August 7, 2008

Stop-Loss

I watched a movie called Stop-Loss last night.

Stop-loss, in the United States military, is the involuntary extension of a service member's active duty service under the enlistment contract in order to retain them beyond their initial end of term of service (ETS) date. It also applies to the cessation of a permanent change of station (PCS) move for a member still in military service. Stop-loss was used immediately before and during the first Persian Gulf War. Since then, it has been used during American military deployments to Somalia, Haiti, Bosnia, Kosovo and during the September 11, 2001 terrorist attacks and the subsequent military actions against Afghanistan and Iraq (see War on Terror).

The policy has been legally challenged several times, however federal courts have consistently found that military service members contractually agree that their term of service may be involuntarily extended. ~ Wikipedia

It is an excellent film and difficult to watch. I highly recommend it to anyone who can stomach the initial 20 minutes of the film, which contains action in Iraq by US troops. The film is dramatic, sad, frustrating, infuriating!

Stop-Loss is a back-door draft and its been used on (and against) 81,000 troops in the past 6 years of the IRAQ war. It is as immoral as the war itself.

from another messenger....

Dear Bishops,
One of my most hopeful moments of church came when the bishops of the United States were willing to wrestle with the questions of nuclear morality in a nuclear world. One of my most disappointing moments, on the other hand, came when you failed to say that deterrence that is aimed at the destruction of the globe is morally unacceptable, that a defense system that has already begun to erode the social fiber of our country with its lustful, gluttonous, profligate use of resources could possible be a sinless activity.

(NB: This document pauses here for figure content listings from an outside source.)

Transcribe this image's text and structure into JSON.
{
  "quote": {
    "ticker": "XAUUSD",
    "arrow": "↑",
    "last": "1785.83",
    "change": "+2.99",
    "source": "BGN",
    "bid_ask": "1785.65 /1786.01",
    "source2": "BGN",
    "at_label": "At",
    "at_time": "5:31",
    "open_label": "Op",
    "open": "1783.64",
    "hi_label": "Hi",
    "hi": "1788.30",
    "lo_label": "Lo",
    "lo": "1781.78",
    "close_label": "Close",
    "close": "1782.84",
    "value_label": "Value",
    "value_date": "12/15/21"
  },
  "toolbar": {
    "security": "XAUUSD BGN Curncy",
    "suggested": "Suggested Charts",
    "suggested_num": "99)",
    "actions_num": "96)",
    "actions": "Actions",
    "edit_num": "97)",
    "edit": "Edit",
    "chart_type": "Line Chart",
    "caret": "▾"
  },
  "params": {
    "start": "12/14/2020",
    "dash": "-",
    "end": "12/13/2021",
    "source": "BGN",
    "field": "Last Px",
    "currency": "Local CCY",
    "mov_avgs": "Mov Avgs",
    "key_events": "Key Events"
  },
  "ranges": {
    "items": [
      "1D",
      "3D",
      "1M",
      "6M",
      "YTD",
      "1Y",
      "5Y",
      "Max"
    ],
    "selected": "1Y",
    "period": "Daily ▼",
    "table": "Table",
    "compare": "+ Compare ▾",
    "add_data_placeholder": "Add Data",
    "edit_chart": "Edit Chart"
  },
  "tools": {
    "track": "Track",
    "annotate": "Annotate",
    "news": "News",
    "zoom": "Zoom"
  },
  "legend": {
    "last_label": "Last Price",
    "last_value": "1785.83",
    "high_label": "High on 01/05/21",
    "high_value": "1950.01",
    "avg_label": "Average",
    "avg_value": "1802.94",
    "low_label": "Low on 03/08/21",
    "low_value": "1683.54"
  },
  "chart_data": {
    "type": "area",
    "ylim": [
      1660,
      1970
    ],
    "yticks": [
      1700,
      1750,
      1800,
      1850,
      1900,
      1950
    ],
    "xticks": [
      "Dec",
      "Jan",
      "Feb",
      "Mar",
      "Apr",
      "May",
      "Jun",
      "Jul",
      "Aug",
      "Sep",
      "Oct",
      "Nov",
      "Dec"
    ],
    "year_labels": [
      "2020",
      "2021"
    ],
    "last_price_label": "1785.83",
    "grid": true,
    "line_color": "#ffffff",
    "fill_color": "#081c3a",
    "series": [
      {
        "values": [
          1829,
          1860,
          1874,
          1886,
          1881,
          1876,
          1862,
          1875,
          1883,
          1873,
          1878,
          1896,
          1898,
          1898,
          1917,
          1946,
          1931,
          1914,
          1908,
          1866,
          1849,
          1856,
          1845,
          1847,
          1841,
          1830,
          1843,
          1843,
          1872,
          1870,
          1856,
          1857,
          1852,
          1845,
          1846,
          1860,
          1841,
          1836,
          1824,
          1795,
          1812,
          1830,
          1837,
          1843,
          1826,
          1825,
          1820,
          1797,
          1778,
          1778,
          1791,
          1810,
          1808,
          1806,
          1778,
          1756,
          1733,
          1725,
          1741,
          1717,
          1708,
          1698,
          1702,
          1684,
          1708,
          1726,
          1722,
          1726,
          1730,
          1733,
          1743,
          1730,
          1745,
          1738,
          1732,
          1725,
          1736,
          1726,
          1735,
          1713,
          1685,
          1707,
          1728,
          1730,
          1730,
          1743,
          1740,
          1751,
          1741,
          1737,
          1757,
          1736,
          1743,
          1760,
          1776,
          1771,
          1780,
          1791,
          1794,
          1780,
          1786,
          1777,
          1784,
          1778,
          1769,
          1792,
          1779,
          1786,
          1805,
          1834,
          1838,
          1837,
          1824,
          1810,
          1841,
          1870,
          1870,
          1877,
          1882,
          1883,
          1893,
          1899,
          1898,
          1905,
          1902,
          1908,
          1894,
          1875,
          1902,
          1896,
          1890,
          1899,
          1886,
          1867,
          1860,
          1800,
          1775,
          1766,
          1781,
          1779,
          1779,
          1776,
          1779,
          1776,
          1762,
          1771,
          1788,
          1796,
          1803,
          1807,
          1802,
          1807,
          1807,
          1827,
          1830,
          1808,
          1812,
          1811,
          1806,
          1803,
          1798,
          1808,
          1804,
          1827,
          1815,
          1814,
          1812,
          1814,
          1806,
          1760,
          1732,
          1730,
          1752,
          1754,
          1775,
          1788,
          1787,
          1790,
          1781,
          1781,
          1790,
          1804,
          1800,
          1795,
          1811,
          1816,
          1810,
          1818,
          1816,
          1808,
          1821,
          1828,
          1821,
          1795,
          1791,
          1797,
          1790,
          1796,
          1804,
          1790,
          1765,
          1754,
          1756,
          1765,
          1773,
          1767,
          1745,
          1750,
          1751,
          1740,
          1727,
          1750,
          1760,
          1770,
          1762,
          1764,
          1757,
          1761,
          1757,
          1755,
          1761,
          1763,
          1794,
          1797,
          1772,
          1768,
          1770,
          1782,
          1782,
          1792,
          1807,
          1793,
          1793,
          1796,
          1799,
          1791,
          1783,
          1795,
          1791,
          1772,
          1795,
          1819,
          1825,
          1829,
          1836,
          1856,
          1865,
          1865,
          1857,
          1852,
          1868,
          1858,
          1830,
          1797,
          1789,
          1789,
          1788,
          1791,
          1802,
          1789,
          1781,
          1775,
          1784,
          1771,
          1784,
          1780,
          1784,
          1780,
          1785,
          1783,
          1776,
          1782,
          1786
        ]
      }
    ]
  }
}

How can we possibly say that what is immoral to use is moral to design and develop and deploy? How can we possibly say that to abort a fetus is morally wrong but that the weapons intended only to abort the whole human race is not? How can we possibly make ourselves and our generation more worthy of the ultimate act of retaliation than at any other possible moment in history?

Isn’t the arrogance of those postures alone a sin against the Holy Spirit?

How is it that we can ask people to be prepared to die in nuclear warfare in the name of a “defense” that is destructive but refuse to ask them to be prepared to die in passive resistance in the name of the gospel? All that would happen to us if we faced a nuclear attack without weapons is that we would die, but isn’t that the very posture that we clearly espouse even now in the name of “defense”? And isn’t that precisely the kind of deterrence that we expect from the non-nuclear world even now?

The point is that we say nuclear weapons alone can be a deterrence to nuclear war. But surely there is a rational and Christian deterrence as well that would be equally effective.

It was a Christian state that designed the Holocaust, and Christian countries that waged the Inquisition, and Christian states that burned witches and napalmed Vietnamese villages and used the atomic bomb, not once but twice, for experimental purposes. Now, with all the planet and universal human morality and civilization itself at stake, in an age when errors cannot be forgiven, we are begging you, lead this Christian state to more than that.

The Rule of Benedict requires humility as the cornerstone of spirituality built in the patriarchal culture of imperial Rome. We need that same humility now from the church. Call the country to negotiations, to human respect, to faith and to humility in our dealing with both the little and the great ones of the world.

There is an ancient proverb that teaches, “Wherever there is excess in anything, something is lacking.” Finish the fine work you have begun and give the nation what it lacks, to its peril, in its excessive militarism—the challenge of peace.

– letter by Joan Chittister from Dear Bishops: Open Letters on the Morality of Nuclear Deterrence Addressed to the US Catholic Bishops, Pax Christi USA, 1989, 5th anniversary of US Roman Catholics pastoral, “The Challenge of Peace: God’s Promise and Our Response.”

The only thing that surprises me about the Bush-Cheney nightmare is that they have not, to date, opted to use the nuclear option. That surprises me as the other decisions they have made, world efforts for peace ignored, requests for disarmament they've rejected, violations of the Constitution they have perpetuated, and allies they have betrayed, would lead one to believe that their quest for world domination and exploitation for political and monetary gain would include nuclear terror. But the administration is not over yet.